I always had a tentative, provisional preference for the “perennial” proposal – that’s why I brought it to distutils-sig in the first place, because I thought it might be a good idea :-). But I didn’t ask for it to be pronounced immediately; and if you’d made me BDFL-delegate back then, I wouldn’t have pronounced immediately, because IMO a tentative, provisional preference isn’t good enough. A BDFL-delegate needs to make sure to have collected input from all sides, make sure all the issues are flushed out and examined, etc. It’s a different way of looking at things than as an individual participant.

And what I’m saying is: when looking at the current discussion through a BDFL-delegate lens, and based on my experience with both running processes like this and my knowledge of the technical details of manylinux, I’ve just now reached the the point where I believe that all the substantive issues have been understood and addressed, and I’d be comfortable pronouncing in favor of perennial manylinux in principle, with a few details to be worked out as noted.

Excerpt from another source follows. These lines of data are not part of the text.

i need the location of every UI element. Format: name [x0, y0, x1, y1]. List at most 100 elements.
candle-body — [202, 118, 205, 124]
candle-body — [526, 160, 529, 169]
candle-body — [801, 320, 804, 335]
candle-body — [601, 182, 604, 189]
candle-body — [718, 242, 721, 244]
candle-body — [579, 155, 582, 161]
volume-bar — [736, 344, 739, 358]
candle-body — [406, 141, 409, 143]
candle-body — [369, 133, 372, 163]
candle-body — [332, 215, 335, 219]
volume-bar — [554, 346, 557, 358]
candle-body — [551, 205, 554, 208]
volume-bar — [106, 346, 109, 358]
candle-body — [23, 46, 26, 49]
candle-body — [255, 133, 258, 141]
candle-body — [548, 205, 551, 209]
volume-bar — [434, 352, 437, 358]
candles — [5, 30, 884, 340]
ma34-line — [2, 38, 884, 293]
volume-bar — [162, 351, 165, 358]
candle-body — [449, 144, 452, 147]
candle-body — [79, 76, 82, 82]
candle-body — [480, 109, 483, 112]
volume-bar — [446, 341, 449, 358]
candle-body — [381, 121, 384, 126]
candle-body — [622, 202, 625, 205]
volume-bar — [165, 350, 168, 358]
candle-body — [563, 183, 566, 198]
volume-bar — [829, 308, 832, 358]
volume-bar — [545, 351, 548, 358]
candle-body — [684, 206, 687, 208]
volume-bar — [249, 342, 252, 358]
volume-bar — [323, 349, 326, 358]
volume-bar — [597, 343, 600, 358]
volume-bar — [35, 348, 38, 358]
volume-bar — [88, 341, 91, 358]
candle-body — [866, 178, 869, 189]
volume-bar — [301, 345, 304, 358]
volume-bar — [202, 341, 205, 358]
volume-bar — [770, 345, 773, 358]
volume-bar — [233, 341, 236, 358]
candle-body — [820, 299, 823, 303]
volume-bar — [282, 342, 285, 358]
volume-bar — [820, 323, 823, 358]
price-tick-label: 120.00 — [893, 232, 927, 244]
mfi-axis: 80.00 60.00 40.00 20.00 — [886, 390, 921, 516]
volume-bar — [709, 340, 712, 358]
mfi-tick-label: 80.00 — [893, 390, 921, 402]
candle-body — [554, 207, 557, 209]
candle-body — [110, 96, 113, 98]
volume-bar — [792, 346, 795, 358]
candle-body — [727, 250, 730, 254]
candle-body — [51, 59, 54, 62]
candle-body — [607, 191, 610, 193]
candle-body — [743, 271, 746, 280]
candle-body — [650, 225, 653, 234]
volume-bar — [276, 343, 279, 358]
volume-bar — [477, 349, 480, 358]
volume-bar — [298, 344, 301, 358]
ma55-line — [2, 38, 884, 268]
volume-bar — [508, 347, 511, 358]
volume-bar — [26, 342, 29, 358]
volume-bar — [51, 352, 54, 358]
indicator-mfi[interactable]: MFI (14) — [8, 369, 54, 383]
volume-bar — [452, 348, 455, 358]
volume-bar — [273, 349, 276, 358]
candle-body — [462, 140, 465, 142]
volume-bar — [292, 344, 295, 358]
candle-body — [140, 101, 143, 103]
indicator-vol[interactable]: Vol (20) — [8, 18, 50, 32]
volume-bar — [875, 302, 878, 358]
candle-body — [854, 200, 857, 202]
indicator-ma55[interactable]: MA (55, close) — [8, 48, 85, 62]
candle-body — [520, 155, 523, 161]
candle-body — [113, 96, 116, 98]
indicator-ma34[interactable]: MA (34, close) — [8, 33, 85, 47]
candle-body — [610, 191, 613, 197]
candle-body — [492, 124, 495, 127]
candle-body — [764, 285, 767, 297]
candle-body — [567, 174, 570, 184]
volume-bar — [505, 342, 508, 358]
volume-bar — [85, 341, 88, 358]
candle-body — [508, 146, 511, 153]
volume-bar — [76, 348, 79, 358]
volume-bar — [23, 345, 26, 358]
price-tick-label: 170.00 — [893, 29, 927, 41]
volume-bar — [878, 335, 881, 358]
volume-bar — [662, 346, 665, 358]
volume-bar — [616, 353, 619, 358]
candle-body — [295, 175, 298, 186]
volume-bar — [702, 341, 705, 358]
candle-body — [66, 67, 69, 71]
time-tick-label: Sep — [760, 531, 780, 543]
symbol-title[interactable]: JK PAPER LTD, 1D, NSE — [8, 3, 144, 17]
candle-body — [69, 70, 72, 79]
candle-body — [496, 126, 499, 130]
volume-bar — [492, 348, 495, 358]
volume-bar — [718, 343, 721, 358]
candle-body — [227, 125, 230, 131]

Do you see any possible path to acceptance for manylinux2014? What is it? Even its proponents have said that they only reason they’re pushing for it is because they’re worried that perennial might be delayed, but the only reason for perennial to be delayed is because people are pushing manylinux2014. Encouraging people to work on manylinux2014 is actually encouraging them to work against their own interests.

So at this point I think the best use of our energy is on polishing off the last few details on perennial manylinux and moving onto impementation ASAP.

I am convinced there is zero value in going through the PEP process for future compatibility levels, and requiring it would end up being pure busywork. We should save that energy for more important issues.

tl;dr: I’m not saying “let’s cut off debate in favor of my preferred solution!”, I’m saying that AFAICT all the issues have been addressed and we’re now just going through the motions; there is no more debate to be had.

If I’m wrong and someone has more issues they want to raise then please do, but if not then let’s wrap this up.